Inorganic Chemistry, 2015
Solid-state stereochemistry and mobility of paramagnetic copper(II) complexes formed by aliphatic amino acids (L-alanine, D,L-alanine, 1-amino-2-methyl-alanine) and 1-amino(cyclo)alkane-1-carboxylic acids (alkane = propane, butane, pentane, hexane) as bidentate ligands has been studied by 13 C and 2 H solid-state fast magic angle spinning (MAS) NMR spectroscopy.
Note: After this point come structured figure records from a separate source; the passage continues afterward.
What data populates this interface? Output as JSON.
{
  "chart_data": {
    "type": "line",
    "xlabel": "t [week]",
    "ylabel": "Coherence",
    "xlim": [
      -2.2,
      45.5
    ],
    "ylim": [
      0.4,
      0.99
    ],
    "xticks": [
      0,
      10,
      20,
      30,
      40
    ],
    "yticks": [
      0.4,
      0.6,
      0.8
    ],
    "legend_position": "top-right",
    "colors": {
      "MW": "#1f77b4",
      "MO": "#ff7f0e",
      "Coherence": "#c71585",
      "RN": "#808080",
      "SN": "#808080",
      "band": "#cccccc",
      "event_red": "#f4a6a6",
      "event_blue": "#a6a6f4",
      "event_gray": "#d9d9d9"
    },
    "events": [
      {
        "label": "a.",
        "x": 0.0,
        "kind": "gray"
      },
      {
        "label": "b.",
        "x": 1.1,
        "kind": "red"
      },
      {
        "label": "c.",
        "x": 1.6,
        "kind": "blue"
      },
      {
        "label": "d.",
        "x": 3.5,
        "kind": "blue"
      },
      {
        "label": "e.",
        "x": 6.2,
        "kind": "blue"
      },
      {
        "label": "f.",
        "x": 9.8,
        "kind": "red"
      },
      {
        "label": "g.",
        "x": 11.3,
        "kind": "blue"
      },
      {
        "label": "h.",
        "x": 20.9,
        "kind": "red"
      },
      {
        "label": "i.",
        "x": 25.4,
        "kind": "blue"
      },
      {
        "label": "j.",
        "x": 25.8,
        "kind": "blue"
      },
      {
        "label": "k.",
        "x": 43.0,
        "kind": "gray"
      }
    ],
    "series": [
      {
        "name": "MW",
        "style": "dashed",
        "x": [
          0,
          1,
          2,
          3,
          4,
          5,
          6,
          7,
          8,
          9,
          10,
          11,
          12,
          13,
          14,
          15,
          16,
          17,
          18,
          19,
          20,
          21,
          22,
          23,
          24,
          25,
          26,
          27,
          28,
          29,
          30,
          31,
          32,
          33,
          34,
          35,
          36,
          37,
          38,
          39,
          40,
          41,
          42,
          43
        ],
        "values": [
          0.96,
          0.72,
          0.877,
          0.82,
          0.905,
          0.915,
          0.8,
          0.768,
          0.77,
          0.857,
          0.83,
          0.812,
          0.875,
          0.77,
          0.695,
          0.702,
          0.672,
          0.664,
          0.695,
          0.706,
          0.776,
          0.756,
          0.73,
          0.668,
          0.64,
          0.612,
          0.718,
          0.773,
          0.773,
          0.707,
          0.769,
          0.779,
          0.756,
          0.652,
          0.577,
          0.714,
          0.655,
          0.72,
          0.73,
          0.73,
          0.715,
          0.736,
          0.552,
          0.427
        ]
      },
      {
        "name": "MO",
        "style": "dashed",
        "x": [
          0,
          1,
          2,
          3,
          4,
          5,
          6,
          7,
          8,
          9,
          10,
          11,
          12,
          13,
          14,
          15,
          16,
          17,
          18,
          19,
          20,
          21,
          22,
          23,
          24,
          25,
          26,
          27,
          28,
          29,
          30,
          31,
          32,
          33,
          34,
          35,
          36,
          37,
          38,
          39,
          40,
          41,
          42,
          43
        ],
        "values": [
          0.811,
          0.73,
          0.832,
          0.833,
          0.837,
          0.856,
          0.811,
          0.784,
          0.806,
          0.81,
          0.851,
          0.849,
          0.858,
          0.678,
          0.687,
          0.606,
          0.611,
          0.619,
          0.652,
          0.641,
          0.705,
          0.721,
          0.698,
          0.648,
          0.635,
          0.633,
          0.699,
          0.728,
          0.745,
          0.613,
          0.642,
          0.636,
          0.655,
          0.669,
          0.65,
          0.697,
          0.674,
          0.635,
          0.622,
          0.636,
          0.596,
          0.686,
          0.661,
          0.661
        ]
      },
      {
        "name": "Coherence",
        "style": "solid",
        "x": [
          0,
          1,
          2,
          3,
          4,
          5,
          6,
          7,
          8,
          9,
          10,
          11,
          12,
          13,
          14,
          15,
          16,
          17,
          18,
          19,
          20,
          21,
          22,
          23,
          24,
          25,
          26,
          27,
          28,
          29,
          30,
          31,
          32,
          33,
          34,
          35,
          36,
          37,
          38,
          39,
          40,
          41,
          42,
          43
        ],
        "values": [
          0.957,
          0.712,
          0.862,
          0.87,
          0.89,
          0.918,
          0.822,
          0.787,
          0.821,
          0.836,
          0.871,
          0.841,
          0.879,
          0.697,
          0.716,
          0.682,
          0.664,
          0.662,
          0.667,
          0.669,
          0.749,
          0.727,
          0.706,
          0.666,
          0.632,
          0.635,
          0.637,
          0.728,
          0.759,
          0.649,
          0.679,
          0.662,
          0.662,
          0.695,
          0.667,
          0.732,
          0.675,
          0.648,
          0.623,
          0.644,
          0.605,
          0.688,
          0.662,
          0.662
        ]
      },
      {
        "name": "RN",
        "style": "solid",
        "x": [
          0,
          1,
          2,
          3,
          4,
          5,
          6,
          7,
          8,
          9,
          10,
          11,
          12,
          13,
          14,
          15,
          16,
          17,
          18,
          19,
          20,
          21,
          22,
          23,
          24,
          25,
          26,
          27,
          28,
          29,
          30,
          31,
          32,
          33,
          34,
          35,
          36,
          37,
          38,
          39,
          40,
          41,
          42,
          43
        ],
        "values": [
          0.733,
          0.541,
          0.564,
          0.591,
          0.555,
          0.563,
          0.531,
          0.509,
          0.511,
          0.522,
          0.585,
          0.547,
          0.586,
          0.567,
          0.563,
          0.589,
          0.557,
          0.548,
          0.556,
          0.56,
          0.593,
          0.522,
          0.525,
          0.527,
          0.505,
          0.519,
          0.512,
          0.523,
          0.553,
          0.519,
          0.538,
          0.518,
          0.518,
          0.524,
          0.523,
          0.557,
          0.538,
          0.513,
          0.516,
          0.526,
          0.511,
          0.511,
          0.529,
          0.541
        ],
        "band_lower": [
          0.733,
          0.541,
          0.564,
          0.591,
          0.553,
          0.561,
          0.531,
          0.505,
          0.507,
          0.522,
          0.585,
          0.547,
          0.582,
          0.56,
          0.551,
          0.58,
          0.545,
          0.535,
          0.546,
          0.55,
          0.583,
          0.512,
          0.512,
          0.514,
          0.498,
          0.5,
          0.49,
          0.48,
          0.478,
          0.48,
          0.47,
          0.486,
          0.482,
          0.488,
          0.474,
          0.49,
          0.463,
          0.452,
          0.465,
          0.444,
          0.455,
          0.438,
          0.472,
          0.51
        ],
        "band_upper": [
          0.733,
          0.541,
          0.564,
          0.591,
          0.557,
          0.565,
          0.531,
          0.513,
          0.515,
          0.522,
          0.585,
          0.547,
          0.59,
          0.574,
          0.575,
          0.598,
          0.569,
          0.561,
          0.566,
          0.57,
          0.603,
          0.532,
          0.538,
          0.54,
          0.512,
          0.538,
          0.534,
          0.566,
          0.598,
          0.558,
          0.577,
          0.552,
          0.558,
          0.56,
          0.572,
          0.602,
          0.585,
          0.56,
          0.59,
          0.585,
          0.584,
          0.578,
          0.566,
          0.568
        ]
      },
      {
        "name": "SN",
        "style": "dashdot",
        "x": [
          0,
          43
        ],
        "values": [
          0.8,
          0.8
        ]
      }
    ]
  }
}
We examined the prospective method to characterize solid-state paramagnetic compounds in a routine way. Both 13 C and 2 H MAS spectra can distinguish D,L and L,L diastereomers of natural and polydeuterated bis([D n ]alaninato)copper(II) (n = 0, 2, 8) complexes with axial and/or equatorial methyl positions (conformations) primarily due to different Fermi-contact (FC) contributions. The three-bond hyperfine couplings clearly show Karplus-like dependence on the torsional angles which turned out to be a useful assignment aid. Density functional theory calculations of the FC term and crystal structures were also used to aid the final assignments. The correlations obtained for bis(alaninato-κ 2 N,O)copper(II) complexes were successfully used to characterize other complexes. The usefulness of the 2 H MAS spectra of the deuterated complexes was underlined. Even the spectra of the easily exchangeable amine protons contained essential stereochemical information. In the case of a dimer structure of bis(1-aminohexane-1-carboxylato-κ 2 N,O)copper(II) both the 13 C and 2 H resolutions were good enough to confirm the presence of the cis and trans forms in the asymmetric unit. With regard to the internal solid-state motions in the crystal lattice, the obtained quadrupolar tensor parameters were similar for the D,L-and L,Lalaninato isomers and also for the cis−trans forms suggesting similar crystal packing effects, static amine deuterons involved in hydrogen bonding, and fast rotating methyl groups.